Setiap galeri dapat mempunyai visi, misi, dan peran yang berbeda-beda. Salah satu peran galeri adalah untuk mengenalkan seniman muda baru kepada publik dan membantu seniman-seniman naik ke jenjang berikutnya. Menurut saya, galeri seni yang serius atau baik seharusnya tidaklah menjadi sekadar toko yang menjual karya-karya berdasarkan apa yang diinginkan publik, tetapi juga dapat menjadi jembatan atau mediator akan informasi seni antara pasar wacana dan wacana pasar, sekaligus menjadi trendsetter; menjadi ujung tombak penyebaran wacana seni itu sendiri; dengan menggelar pameran-pameran yang dikuratori.

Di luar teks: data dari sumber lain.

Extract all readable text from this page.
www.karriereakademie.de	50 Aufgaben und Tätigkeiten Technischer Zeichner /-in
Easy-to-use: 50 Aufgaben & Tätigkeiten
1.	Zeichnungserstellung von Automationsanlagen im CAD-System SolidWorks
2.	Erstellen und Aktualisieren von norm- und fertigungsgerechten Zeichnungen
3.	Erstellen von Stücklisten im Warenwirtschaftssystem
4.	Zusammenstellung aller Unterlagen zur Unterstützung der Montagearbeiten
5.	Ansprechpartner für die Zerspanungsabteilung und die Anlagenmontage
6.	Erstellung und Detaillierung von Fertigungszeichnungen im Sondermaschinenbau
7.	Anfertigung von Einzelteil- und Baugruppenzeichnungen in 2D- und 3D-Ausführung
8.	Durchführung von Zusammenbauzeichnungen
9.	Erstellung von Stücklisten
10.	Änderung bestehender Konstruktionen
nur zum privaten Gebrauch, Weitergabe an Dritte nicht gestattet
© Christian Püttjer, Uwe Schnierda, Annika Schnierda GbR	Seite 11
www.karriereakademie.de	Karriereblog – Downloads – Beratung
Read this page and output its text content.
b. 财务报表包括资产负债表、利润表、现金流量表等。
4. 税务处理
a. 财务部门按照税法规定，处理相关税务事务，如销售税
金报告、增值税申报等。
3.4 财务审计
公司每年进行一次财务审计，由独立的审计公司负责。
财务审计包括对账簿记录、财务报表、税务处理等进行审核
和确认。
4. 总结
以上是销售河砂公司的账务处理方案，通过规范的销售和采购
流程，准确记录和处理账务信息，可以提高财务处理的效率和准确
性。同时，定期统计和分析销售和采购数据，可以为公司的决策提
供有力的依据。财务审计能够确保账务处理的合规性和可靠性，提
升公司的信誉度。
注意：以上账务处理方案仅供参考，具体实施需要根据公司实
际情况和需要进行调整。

Disebabkan lemahnya infrastruktur seni di tanah air, termasuk juga hukum yang bersangkutan, kemelut dan salah pengertian sering terjadi. Galeri sering dianggap mempunyai tanggung jawab terhadap seni rupa dan perkembangannya, yang seharusnya mungkin dipikul oleh instansi lain seperti museum, media, sekolah seni, dan lain-lain.
**
UNTUK mengoleksi karya-karya seni jelas kolektor mencari acuan atau pegangan. Karena minimnya peran museum dan informasi seni, orang mencari acuan lain yang mapan. Balai lelang internasional terkenal dan mapan di tanah air pun muncul. Nama besar mereka di negara-negara berkembang seakan menjadi acuan tunggal. Padahal balai lelang tersebut mapan di dunia seni internasional. Gejolak meningkatnya minat publik akan karya seni yang muncul pada 1988-1989 lebih banyak disebabkan oleh perubahan lifestyle, ketika karya-karya dari seniman yang karyanya ada di buku Bung Karno menjadi incaran.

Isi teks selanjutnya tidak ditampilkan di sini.